Over her five-year run at BMS, Goodman joined the oncology division’s top brass, first as VP development lead from 2015 to 2017, where she managed the team advancing Opdivo and Yervoy in melanoma and genitourinary tumors. That work included BMS’ team-up with Exelixis on the CheckMate 9ER trial.

In 2017, Goodman was promoted to VP and head of new asset development teams at BMS, which put her in charge of teams working on projects between the proof-of-concept stage and approved drugs.

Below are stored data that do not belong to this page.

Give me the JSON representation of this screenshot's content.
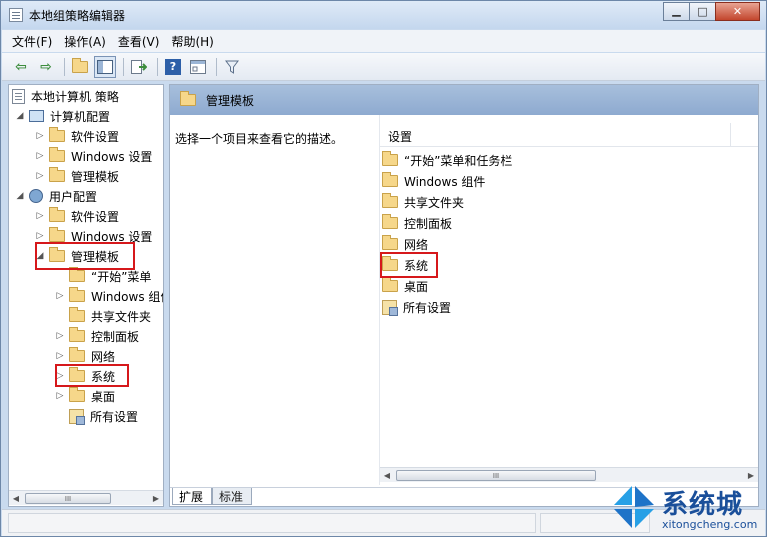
{
  "window": {
    "title": "本地组策略编辑器",
    "minimize_label": "▁",
    "maximize_label": "□",
    "close_label": "✕"
  },
  "menu": [
    {
      "label": "文件(F)"
    },
    {
      "label": "操作(A)"
    },
    {
      "label": "查看(V)"
    },
    {
      "label": "帮助(H)"
    }
  ],
  "toolbar": {
    "back_glyph": "⇦",
    "forward_glyph": "⇨",
    "help_glyph": "?",
    "filter_glyph": "▼",
    "icons": [
      "back-arrow-icon",
      "forward-arrow-icon",
      "up-folder-icon",
      "show-hide-tree-icon",
      "export-list-icon",
      "help-icon",
      "properties-icon",
      "filter-icon"
    ]
  },
  "tree": {
    "root": "本地计算机 策略",
    "computer_config": "计算机配置",
    "user_config": "用户配置",
    "items": {
      "cc_software": "软件设置",
      "cc_windows": "Windows 设置",
      "cc_admin": "管理模板",
      "uc_software": "软件设置",
      "uc_windows": "Windows 设置",
      "uc_admin": "管理模板",
      "uc_start": "“开始”菜单",
      "uc_wincomp": "Windows 组件",
      "uc_shared": "共享文件夹",
      "uc_control": "控制面板",
      "uc_network": "网络",
      "uc_system": "系统",
      "uc_desktop": "桌面",
      "uc_all": "所有设置"
    },
    "scroll_grip": "III"
  },
  "right": {
    "header_title": "管理模板",
    "description": "选择一个项目来查看它的描述。",
    "column_header": "设置",
    "items": [
      "“开始”菜单和任务栏",
      "Windows 组件",
      "共享文件夹",
      "控制面板",
      "网络",
      "系统",
      "桌面",
      "所有设置"
    ],
    "scroll_grip": "III"
  },
  "tabs": [
    {
      "label": "扩展"
    },
    {
      "label": "标准"
    }
  ],
  "watermark": {
    "text": "系统城",
    "url": "xitongcheng.com"
  }
}
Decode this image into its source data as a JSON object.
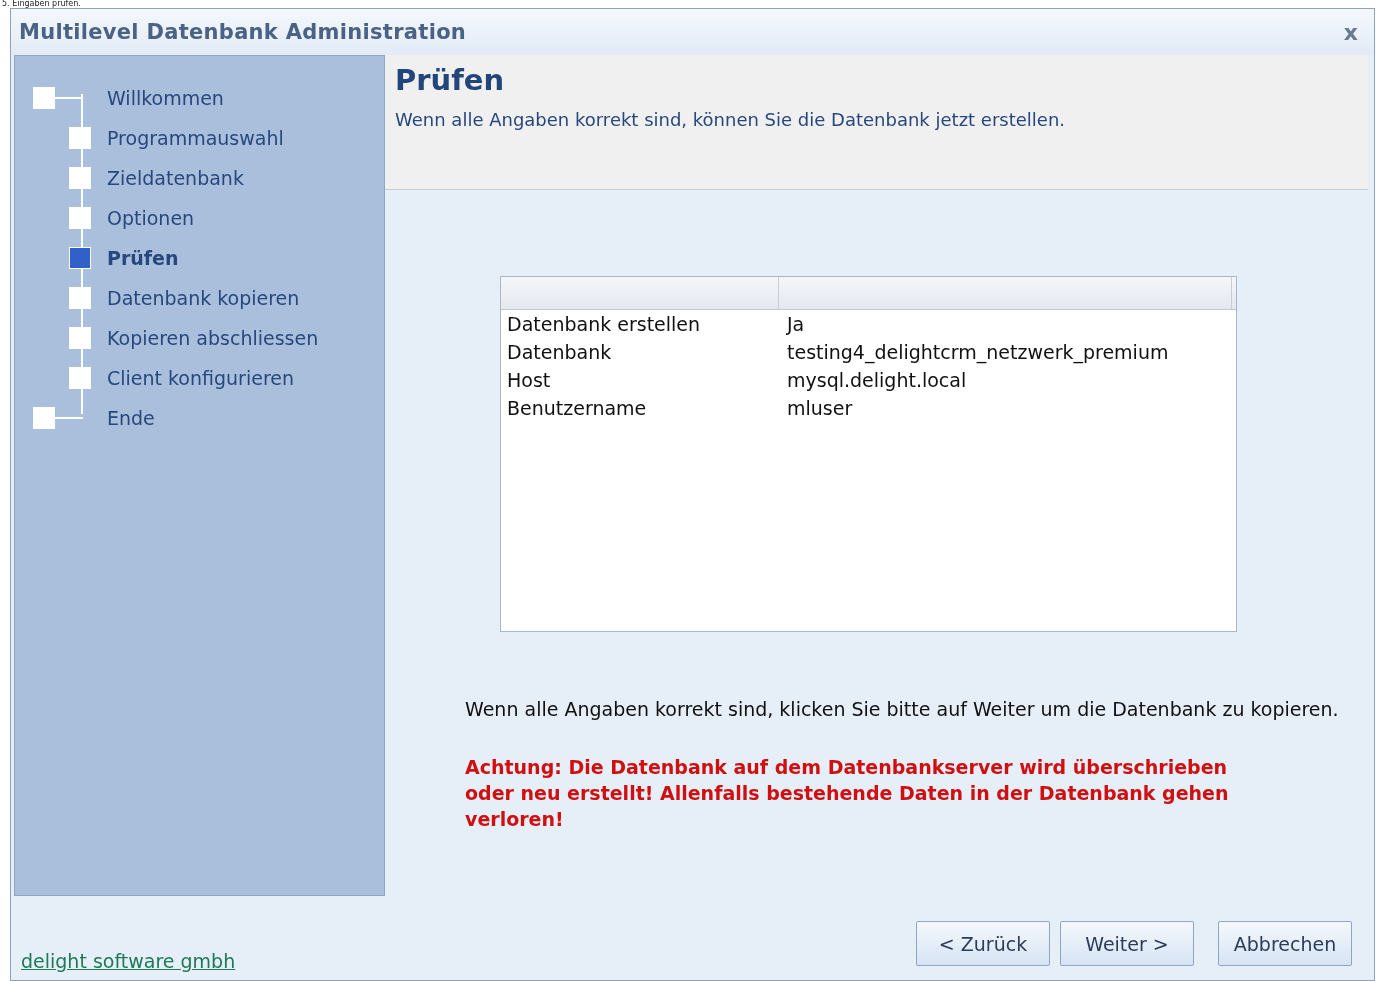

At GSK, Goodman worked as project physician leader for dabrafenib from phase 1 expansion through approval and was lead physician in the Big Pharma’s cancer epigenetics unit. In that role, Goodman held sway over development strategy and clinical oversight for several programs initially entering the clinic.

Most recently at Merck, Goodman oversaw key parts of the New Jersey pharma’s late-stage development portfolio, including Keytruda and other late-stage products in thoracic malignancies, head and neck cancers, breast and gynecologic cancers and hematology.

Goodman’s background in “the early stages of development up through registration, then additional follow-on indications,” has provided her with the “breadth” of development experience needed to tackle her new duties at Exelixis, the incoming CMO said.

Goodman comes equipped with regulatory know-how, too. From 2004 to 2007, she worked as a medical officer in the FDA’s Drug Oncology Products arm, which was part of the Center for Drug Evaluation and Research.